Now imagine the graph of a function of two variables. At a local minimum, you would expect the slope to be zero, and the graph to be concave up in all directions. A typical example would be \[ f(x,y) = x^2 + y^2 \] at the origin, as shown in Figure 1.

Similarly, at a local maximum, the slope would again be zero but the graph would be concave down in all directions; a typical example would be \[ g(x,y) = -x^2 - y^2 \] again at the origin, as shown in Figure 2. But now there is another possibility. Consider the function \[ h(x,y) = x^2 - y^2 \] whose graph still has slope zero at the origin, but which is concave up in the $x$-direction, yet concave down in the $y$-direction; this is a saddle point, as shown in Figure 3.

Motivated by the above examples, a critical point of a function $f$ of several variables occurs where all of the partial derivatives of $f$ either vanish or are undefined.

Critical points of a function $f(x,y)$ of two variables can be classified using the second derivative test, which now takes the following form. Let \begin{eqnarray} D &=& \frac{\partial^2 f}{\partial x^2}\frac{\partial^2 f}{\partial y^2} - \left(\frac{\partial^2 f}{\partial x\partial y}\right)^2 \\ A &=& \frac{\partial^2 f}{\partial x^2} \end{eqnarray} evaluated at a critical point $P=(a,b)$. Then

• If $D>0$ and $A>0$, then $f(a,b)$ is a local min.
• If $D>0$ and $A<0$, then $f(a,b)$ is a local max.
• If $D<0$, then there is a saddle point at $P$.
• If $D=0$, anything can happen.

Optimization problems typically seek a global max/min, rather than a local max/min. Just as for functions of one variable, in addition to finding the critical points, one must also examine the boundary. Thus, to optimize a function $f$ of several variables, one must:

• Find the critical points.
• Find any critical points of the function restricted to the boundary.
• Evaluate $f$ at each of these points to find the global max/min.

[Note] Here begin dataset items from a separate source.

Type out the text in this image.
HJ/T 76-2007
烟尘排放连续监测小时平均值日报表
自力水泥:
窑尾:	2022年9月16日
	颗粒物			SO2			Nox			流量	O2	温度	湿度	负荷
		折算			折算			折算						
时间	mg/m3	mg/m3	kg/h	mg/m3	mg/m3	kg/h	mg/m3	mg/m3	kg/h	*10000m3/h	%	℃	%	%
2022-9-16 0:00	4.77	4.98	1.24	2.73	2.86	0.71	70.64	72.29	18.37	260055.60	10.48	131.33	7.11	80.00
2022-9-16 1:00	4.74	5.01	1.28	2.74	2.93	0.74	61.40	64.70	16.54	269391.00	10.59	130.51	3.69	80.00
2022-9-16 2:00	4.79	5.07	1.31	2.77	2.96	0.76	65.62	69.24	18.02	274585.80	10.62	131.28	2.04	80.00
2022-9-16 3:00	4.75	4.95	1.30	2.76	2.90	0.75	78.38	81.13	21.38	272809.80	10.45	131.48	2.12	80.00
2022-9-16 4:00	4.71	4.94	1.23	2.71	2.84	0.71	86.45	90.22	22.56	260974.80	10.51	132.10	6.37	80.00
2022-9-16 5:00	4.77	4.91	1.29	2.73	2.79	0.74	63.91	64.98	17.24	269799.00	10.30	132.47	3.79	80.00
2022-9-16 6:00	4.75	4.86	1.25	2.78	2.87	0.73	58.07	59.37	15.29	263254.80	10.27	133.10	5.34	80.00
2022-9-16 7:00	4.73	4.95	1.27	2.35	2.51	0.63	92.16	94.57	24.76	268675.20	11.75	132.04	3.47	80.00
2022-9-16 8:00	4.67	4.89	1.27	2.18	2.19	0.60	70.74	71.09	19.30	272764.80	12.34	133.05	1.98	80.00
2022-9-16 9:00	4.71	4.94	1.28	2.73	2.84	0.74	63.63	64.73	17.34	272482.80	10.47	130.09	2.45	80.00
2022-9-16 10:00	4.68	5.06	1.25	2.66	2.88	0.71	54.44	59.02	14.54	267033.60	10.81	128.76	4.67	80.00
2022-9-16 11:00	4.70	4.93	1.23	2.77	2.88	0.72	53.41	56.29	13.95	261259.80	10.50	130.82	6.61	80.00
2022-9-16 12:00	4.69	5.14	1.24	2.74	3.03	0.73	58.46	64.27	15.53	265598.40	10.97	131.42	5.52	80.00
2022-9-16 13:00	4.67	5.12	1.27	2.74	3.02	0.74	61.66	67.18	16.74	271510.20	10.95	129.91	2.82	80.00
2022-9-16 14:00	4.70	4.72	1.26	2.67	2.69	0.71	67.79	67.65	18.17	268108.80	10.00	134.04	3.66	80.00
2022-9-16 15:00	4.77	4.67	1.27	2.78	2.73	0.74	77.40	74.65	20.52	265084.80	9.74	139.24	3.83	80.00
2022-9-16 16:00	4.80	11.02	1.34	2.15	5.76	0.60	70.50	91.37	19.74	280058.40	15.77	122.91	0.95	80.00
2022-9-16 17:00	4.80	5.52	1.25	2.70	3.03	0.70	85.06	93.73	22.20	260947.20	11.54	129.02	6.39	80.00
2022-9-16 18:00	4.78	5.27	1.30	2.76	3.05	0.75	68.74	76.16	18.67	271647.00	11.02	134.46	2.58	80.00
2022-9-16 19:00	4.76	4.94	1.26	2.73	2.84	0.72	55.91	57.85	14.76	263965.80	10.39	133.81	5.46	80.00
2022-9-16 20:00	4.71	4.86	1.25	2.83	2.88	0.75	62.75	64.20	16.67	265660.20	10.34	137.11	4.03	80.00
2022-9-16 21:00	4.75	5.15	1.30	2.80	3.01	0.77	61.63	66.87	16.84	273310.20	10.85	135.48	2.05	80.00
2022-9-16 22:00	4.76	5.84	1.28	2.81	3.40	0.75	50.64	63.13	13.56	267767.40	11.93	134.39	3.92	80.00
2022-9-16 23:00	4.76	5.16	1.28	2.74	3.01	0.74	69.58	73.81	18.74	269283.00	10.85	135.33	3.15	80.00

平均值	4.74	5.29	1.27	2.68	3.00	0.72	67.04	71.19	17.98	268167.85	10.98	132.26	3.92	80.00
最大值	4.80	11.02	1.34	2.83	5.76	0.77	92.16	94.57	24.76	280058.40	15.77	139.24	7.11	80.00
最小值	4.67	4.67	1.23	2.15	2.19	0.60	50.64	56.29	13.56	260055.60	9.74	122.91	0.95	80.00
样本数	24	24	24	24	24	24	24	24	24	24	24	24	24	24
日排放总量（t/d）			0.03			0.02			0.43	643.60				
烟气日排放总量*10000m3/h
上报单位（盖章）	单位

The middle step is effectively a single-variable optimization problem, which may require considering different pieces of the boundary separately, together with any “corner points”.

As an example, consider the function $f(x,y)=xy$. Where are the critical points? Where the partial derivatives of $f$ vanish. We have \begin{equation} \Partial{f}{x} = y ;\qquad \Partial{f}{y} = x \end{equation} so the only critical point occurs where $x=0=y$, that is, at the origin. We compute second derivatives and evaluate them at the origin, obtaining \begin{equation} \frac{\partial^2 f}{\partial x^2}\Bigg|_{(0,0)} = 0 = \frac{\partial^2 f}{\partial y^2}\Bigg|_{(0,0)} ; \qquad \frac{\partial^2 f}{\partial x\partial y}\Bigg|_{(0,0)} = 1 \end{equation} so that in this case \begin{equation} D = 0 - 1 = -1 < 0 \end{equation} which implies that $(0,0)$ is a saddle point of $f$.